Dana Otsus digunakan untuk penanaman tanaman pekarangan Rp1,7 miliar. Anggaran itu dilakukan pada 3 lokasi, yakni Kampung Pomako, Pigapu, dan Nawaripi.
“Selain itu, ada program pengolahan pangan lokal Rp900 juta sekian. Selain itu anggaran untuk APBD Mimika, digunakan untuk pembangunan pagar,” terangnya.
Kemudian berikutnya adalah, masalah data. Dimana, data bagi dinas yang ditangani ini sangat penting untuk mengetahui peta kerawanan pangan.

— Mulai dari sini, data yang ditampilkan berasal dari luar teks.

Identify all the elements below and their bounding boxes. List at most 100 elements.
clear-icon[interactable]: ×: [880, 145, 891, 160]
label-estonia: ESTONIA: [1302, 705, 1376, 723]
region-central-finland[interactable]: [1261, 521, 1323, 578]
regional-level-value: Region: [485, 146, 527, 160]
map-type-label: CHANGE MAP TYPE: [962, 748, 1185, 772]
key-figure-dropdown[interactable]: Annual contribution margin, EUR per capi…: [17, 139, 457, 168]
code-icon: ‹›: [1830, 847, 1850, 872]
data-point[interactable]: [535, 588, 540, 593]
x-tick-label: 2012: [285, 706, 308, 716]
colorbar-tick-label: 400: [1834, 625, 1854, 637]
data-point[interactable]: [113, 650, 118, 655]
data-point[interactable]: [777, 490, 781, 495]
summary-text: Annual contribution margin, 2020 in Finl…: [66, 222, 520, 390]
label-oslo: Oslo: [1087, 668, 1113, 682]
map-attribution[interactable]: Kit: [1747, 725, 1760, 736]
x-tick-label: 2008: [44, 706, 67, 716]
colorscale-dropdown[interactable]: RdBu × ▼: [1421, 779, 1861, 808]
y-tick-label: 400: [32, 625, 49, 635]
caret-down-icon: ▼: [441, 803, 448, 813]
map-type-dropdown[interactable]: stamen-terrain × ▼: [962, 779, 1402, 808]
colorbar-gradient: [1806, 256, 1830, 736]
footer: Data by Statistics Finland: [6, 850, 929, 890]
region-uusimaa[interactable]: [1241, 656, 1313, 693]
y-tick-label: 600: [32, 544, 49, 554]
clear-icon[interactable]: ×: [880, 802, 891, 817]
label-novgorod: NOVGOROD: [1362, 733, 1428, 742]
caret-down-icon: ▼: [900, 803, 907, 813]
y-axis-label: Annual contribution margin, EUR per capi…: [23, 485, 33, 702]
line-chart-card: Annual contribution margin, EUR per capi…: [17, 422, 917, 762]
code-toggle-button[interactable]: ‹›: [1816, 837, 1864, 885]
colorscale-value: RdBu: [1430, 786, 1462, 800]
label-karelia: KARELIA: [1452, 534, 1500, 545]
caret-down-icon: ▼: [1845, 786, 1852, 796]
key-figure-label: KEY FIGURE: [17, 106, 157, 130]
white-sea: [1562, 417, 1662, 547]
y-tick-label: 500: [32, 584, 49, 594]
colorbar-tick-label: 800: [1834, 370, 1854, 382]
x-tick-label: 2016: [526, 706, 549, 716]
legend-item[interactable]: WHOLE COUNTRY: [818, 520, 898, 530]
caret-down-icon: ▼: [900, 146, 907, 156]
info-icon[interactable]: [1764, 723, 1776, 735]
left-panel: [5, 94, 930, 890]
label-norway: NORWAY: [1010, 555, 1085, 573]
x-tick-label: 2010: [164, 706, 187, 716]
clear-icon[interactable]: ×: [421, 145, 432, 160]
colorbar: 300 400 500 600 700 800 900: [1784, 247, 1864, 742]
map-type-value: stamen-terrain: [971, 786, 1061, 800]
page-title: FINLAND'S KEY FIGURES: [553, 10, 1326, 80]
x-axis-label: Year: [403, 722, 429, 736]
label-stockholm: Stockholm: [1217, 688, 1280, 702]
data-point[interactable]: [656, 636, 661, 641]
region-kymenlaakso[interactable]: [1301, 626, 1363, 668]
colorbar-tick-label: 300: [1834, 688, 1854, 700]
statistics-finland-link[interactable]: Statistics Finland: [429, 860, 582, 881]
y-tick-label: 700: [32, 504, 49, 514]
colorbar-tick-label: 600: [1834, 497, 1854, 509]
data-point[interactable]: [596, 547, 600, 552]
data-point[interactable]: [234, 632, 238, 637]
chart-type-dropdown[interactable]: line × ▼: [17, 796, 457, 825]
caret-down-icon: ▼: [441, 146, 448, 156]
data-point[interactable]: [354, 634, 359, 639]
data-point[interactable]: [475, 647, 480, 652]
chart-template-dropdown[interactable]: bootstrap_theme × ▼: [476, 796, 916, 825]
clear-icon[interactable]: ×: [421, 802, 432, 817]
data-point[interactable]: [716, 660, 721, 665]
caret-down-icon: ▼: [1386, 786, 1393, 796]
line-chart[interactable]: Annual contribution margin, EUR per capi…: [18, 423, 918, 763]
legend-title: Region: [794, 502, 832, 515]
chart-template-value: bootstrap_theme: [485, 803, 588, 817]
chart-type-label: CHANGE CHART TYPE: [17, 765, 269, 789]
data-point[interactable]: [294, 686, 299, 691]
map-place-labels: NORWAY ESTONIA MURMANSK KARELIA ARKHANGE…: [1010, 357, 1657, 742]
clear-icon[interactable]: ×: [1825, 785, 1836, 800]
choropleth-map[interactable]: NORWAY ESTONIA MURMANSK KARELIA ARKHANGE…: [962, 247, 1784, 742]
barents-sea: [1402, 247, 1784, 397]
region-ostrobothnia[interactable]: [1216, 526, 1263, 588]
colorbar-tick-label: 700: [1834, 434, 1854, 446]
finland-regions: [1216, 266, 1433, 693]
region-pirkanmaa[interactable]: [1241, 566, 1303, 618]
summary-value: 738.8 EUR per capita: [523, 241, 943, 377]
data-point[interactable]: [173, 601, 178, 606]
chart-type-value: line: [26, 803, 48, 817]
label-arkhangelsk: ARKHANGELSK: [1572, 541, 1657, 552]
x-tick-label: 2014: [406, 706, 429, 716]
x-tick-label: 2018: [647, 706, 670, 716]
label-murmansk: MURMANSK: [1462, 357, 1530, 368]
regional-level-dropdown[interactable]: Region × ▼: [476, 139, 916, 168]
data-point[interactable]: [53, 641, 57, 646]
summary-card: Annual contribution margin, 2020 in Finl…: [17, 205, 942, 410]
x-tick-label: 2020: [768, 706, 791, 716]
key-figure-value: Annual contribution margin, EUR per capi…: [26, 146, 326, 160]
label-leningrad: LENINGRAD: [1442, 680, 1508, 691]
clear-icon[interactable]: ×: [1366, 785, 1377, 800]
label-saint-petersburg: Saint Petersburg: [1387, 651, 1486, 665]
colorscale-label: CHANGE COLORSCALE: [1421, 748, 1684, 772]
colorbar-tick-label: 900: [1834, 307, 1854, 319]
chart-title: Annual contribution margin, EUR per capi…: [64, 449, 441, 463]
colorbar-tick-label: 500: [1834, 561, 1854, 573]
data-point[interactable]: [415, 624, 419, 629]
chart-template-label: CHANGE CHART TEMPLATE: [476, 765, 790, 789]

Tetapi hal itu belum pernah dilakukan, karena ada tarik menarik antara Bidang Ekonomi, Bappeda dengan Ketahanan Pangan.
“Melalui data kami bisa mengetahui kondisi yang ada, baik kekurangan maupun potensi,” ujarnya.
Selanjutnya, tahun ini sudah ada restrukturisasi terhadap ketahanan pangan. Di pemerintah pusat ketahanan pangan bukan lagi Kementerian, tetapi sudah menjadi badan.
Dari hal tersebut, maka di daerah pun harus dirubah menjadi badan bukan dinas lagi, serta tidak bisa digabung dengan OPD lainnya.
“Saya sudah berkomunikasi dengan pimpinan, agar disiapkan draft Perda maupun Perbup untuk perubahan dari dinas jadi Badan Ketahanan Pangan,” tuturnya.
Sementara Ketua Komisi B DPRD Mimika, Rizal Pata’dan mengatakan, Dinas Ketahanan Pangan merupakan mitra kerja dari Komisi B yang membidangi ekonomi dan keuangan.
Karenanya pihaknya hadir untuk membangun sinergitas dan komunikasi agar lebih efektif dengan lintas OPD dan Komisi B DPRD Mimika.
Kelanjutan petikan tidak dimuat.